Steelcase, the industry leader, invested in research during the downturn, focusing on how mobile devices and tablet computers have changed the way office workers sit and interact with colleagues.
Its solution - open floor plans - may be radical for many corporations, but is one that has been gaining ground in recent decades. Steelcase suggests replacing individual cubicles with shared desks, and private offices with shared meeting spaces.
It has been pitching this idea to Fortune 1000 companies as a cost effective way to increase productivity.
“They’re out there saying, ‘Look, sales people don’t need an office anymore, and you don’t need storage space,” said Ann Miletti, a portfolio manager of the $1.3 billion Wells Fargo Advantage Common Stock fund.
“You need more meeting rooms, and we can show you how to design this building to fit another 500 people in so you can close another location.”
To fill these open spaces, Steelcase has designed innovative furniture such as its new Gesture chair which provides support whether someone is sitting in front of a laptop or leaning back with a tablet screen.

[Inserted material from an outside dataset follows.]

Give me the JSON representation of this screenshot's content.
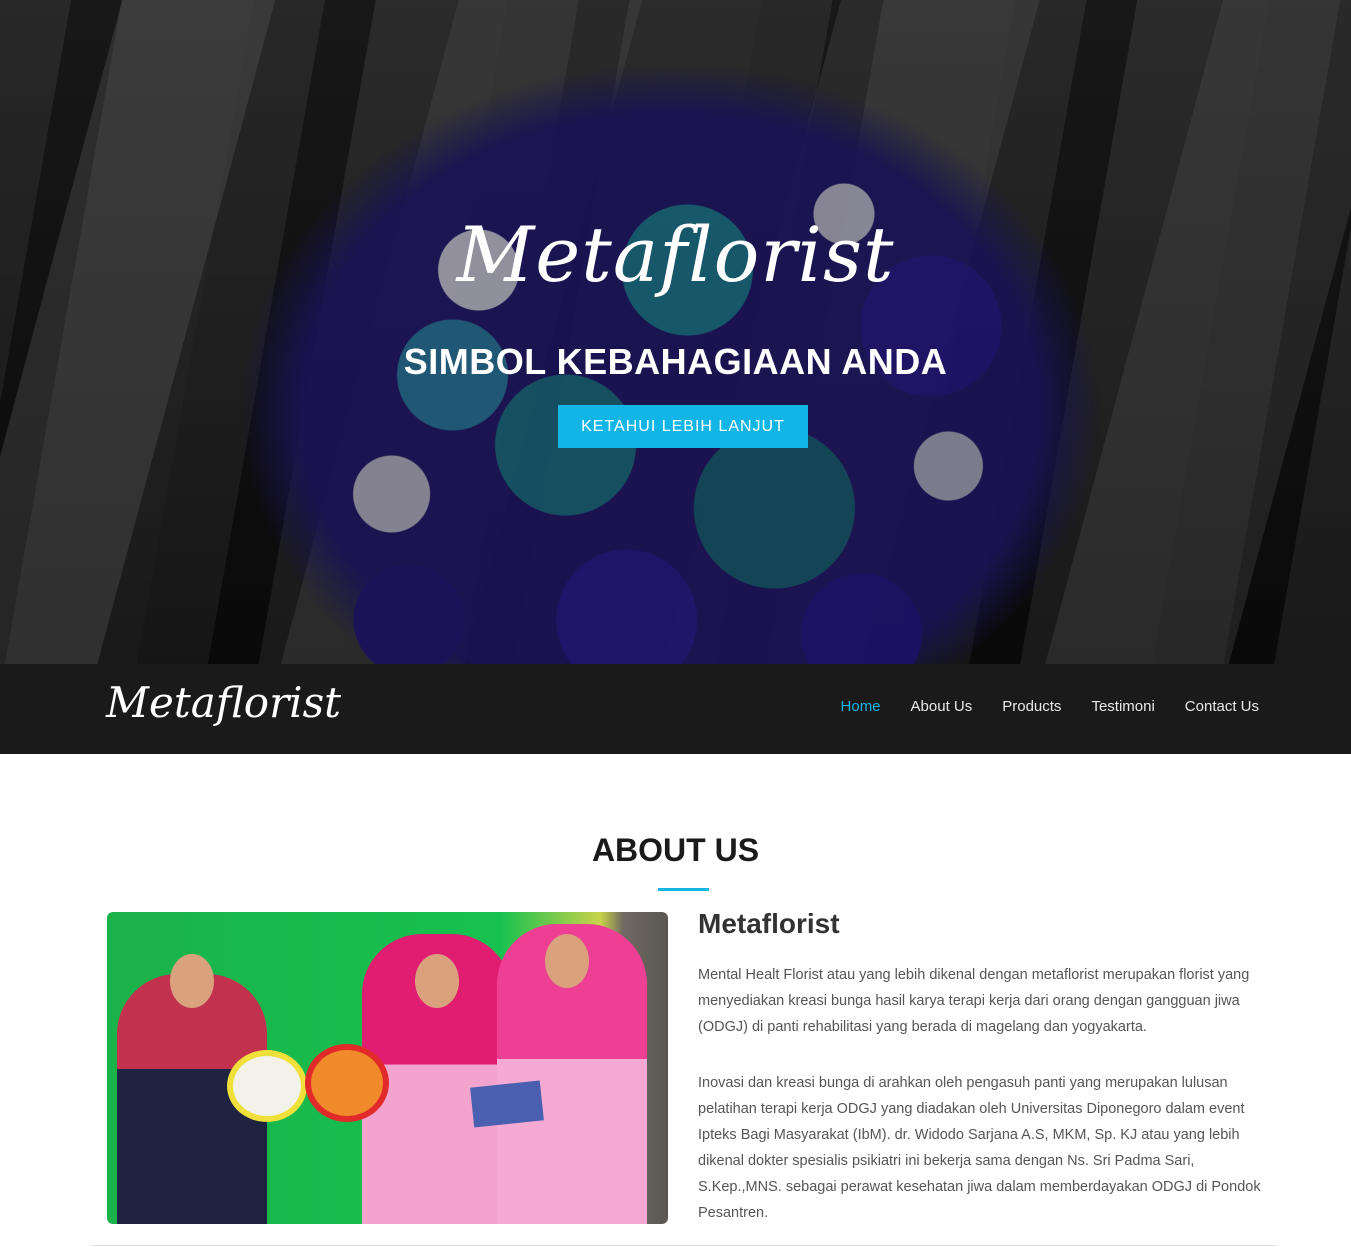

The chair won an industry award in June.
“The work they’ve done into redesigning desk chairs puts them farther ahead of everyone else, and now it has to be proven on the battlefield of commerce,” said Budd Bugatch, an analyst at Raymond James who covers the company.

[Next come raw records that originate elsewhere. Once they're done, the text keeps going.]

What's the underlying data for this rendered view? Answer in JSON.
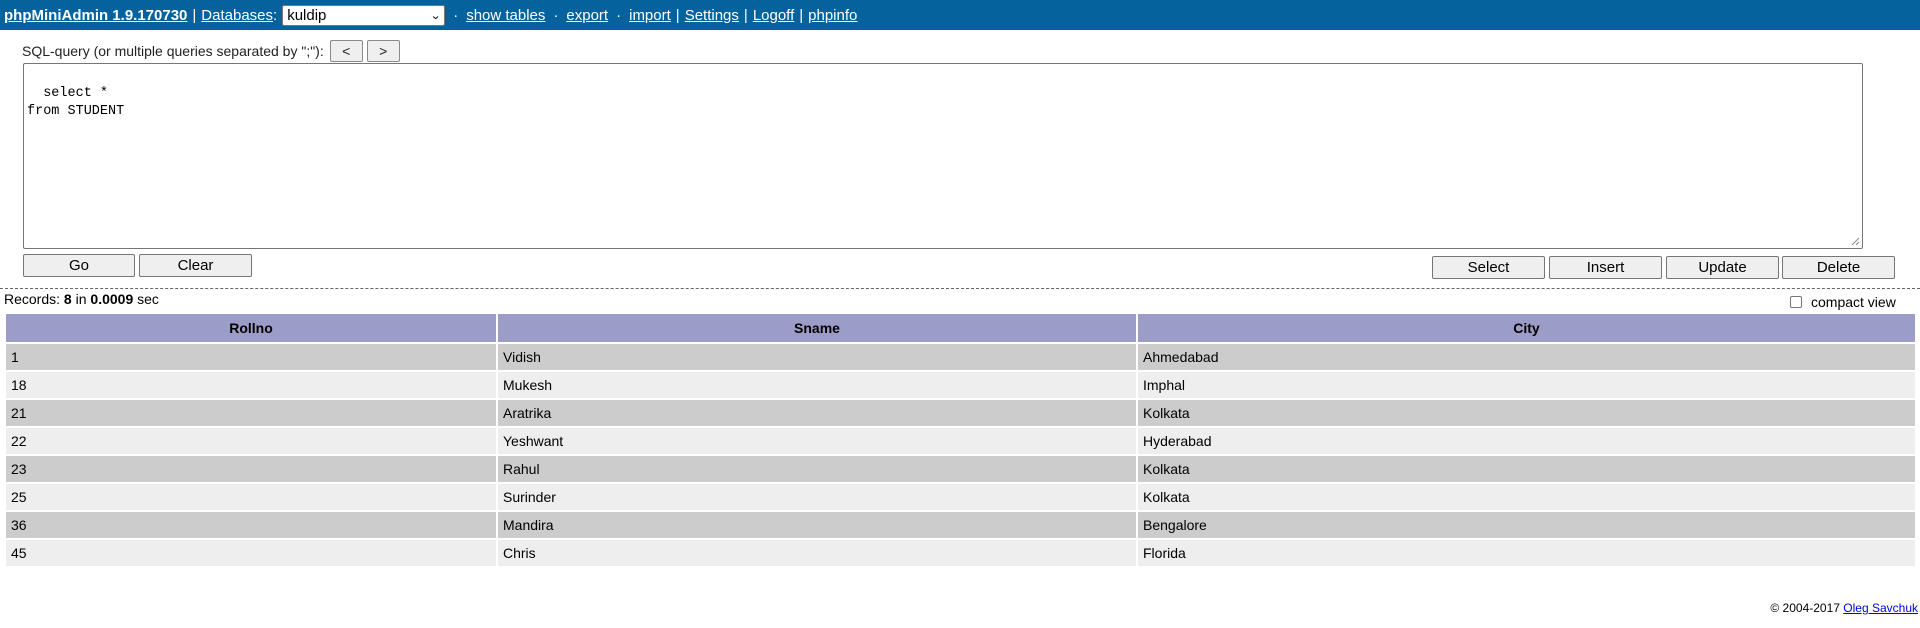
{
  "topbar": {
    "brand": "phpMiniAdmin 1.9.170730",
    "databases_label": "Databases",
    "database_selected": "kuldip",
    "links": [
      "show tables",
      "export",
      "import",
      "Settings",
      "Logoff",
      "phpinfo"
    ]
  },
  "query": {
    "label": "SQL-query (or multiple queries separated by \";\"):",
    "prev_label": "<",
    "next_label": ">",
    "text": "select *\nfrom STUDENT"
  },
  "buttons": {
    "go": "Go",
    "clear": "Clear",
    "select": "Select",
    "insert": "Insert",
    "update": "Update",
    "delete": "Delete"
  },
  "records": {
    "prefix": "Records:",
    "count": "8",
    "in": "in",
    "time": "0.0009",
    "unit": "sec"
  },
  "compact_view": {
    "label": "compact view",
    "checked": false
  },
  "table": {
    "columns": [
      "Rollno",
      "Sname",
      "City"
    ],
    "rows": [
      [
        "1",
        "Vidish",
        "Ahmedabad"
      ],
      [
        "18",
        "Mukesh",
        "Imphal"
      ],
      [
        "21",
        "Aratrika",
        "Kolkata"
      ],
      [
        "22",
        "Yeshwant",
        "Hyderabad"
      ],
      [
        "23",
        "Rahul",
        "Kolkata"
      ],
      [
        "25",
        "Surinder",
        "Kolkata"
      ],
      [
        "36",
        "Mandira",
        "Bengalore"
      ],
      [
        "45",
        "Chris",
        "Florida"
      ]
    ]
  },
  "footer": {
    "copyright": "© 2004-2017",
    "author": "Oleg Savchuk"
  },
  "colors": {
    "topbar": "#06629c",
    "header": "#9c9cc9",
    "row_odd": "#cccccc",
    "row_even": "#eeeeee"
  }
}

U.S. companies are expected to spend $11.7 billion on office furniture in 2013, and $12.6 billion in 2014, according to research firm IHS Global Insight.

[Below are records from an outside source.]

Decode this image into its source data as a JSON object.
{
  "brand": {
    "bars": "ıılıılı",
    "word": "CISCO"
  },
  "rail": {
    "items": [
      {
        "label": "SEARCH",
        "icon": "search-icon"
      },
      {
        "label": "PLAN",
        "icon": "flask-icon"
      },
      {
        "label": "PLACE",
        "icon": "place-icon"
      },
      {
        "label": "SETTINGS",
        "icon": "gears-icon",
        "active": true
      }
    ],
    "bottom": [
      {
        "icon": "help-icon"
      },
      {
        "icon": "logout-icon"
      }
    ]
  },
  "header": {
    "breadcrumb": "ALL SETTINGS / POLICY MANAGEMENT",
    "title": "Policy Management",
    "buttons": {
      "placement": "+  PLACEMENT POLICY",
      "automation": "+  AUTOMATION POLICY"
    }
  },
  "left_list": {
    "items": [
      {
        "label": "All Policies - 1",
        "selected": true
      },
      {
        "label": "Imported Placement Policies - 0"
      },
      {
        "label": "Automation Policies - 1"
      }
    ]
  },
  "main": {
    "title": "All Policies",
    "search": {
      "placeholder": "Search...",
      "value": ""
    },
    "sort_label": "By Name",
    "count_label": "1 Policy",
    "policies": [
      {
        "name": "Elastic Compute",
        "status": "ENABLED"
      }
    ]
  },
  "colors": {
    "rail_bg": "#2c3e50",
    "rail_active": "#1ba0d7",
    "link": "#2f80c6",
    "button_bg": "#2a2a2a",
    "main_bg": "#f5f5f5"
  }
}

While that would mark a 11.5 percent increase from 2012, it is still well below the $13.4 billion in 2007 at the peak of the last bull market, suggesting more gains lie ahead.
Companies may speed up refurbishing outdated offices to retain and recruit talented employees, said Josh Borstein, an analyst at Longbow Research who covers the company.
Grand Rapids, Michigan-based Steelcase has been gaining market share by already selling high-end chairs, tables and office setups designed for workers who are no longer tethered to a desktop computer.
“You have this trend of firms moving away from cubicles to open work spaces that took hold on the coasts and cities like Chicago, and is now creeping its way into Cleveland, where I work,” Borstein said.
The emphasis on design has helped Steelcase gain an estimated 1 to 2 percentage points of the so-called contract furniture market over the past year, to about 25 percent overall, analysts said.
Yet the resurgence in office spending comes at a time when Steelcase, with a $1.8 billion market cap, faces a range of hurdles.
Steelcase shares fell as much as 11 percent in June after it missed quarterly revenue expectations that management blamed in part on weak demand from Europe. The stock price has only recently retouched its prior highs.
While up 15 percent for the year, the stock is trading at a discount to its competitors because Steelcase depends on Europe for a larger percentage of its sales, Borstein said.
To complicate matters, long-time Chief Executive Jim Hackett announced in July that he would retire in February, and a successor has not yet been named.
Steelcase shares have fallen about 6 percent to around $14.60 since Hackett’s announcement.
While the question of succession may be holding back Steelcase’s stock, Chief Financial Officer David Sylvester downplayed the transition issue.
“We have been team that has been working together for 15 to 20 years,” Sylvester said. “We’re the team that has helped the organization navigate through tremendous change ... and the team that is gaining market share in the industry,” he added.
Despite its choppy performance for the year, analysts and fund managers see solid potential for Steelcase to capitalize on the expected rise in corporate spending.
The four analysts who cover the company expect the stock to rise 21 percent to $17.75 over the next year, and each has a “buy” or “overweight” rating on it, according to Thomson Reuters data.
Analysts have mostly stood pat with their ratings on Steelcase since the leadership change was announced.
“The game plan is pretty well articulated, at least in the short run, so I don’t see that to be an issue,” Bugatch of Raymond James said.
Miletti, the Wells Fargo portfolio manager, began buying Steelcase at around $6.25 in mid-2010, enough for a roughly 130 percent gain. She likes that government spending accounts for a lower percentage of the company’s total revenue than its rivals, especially at a time when more budget cutbacks could be coming.
Sales to the U.S. federal government account for roughly 3 percent of its consolidated revenues, and the company does not break out sales to local and state governments.
Knoll, by comparison, received 10 to 12 percent of its second-quarter revenue from government purchases, according to the company.
Knoll’s stock is little changed year to date, trading at a forward price-to-earnings ratio of 16.8. Herman Miller has the same P/E multiple, though the stock has gained 19.2 percent so far this year.
Steelcase lags with P/E ratio of 14.5.
One pressing issue for Steelcase is to stabilize the company’s European business line, which has been weighing on the stock price, said Bugatch, who has a price target of $17.50 for the company.
Whether the company is successful in the turnaround will become more apparent when it reports earnings on September 18.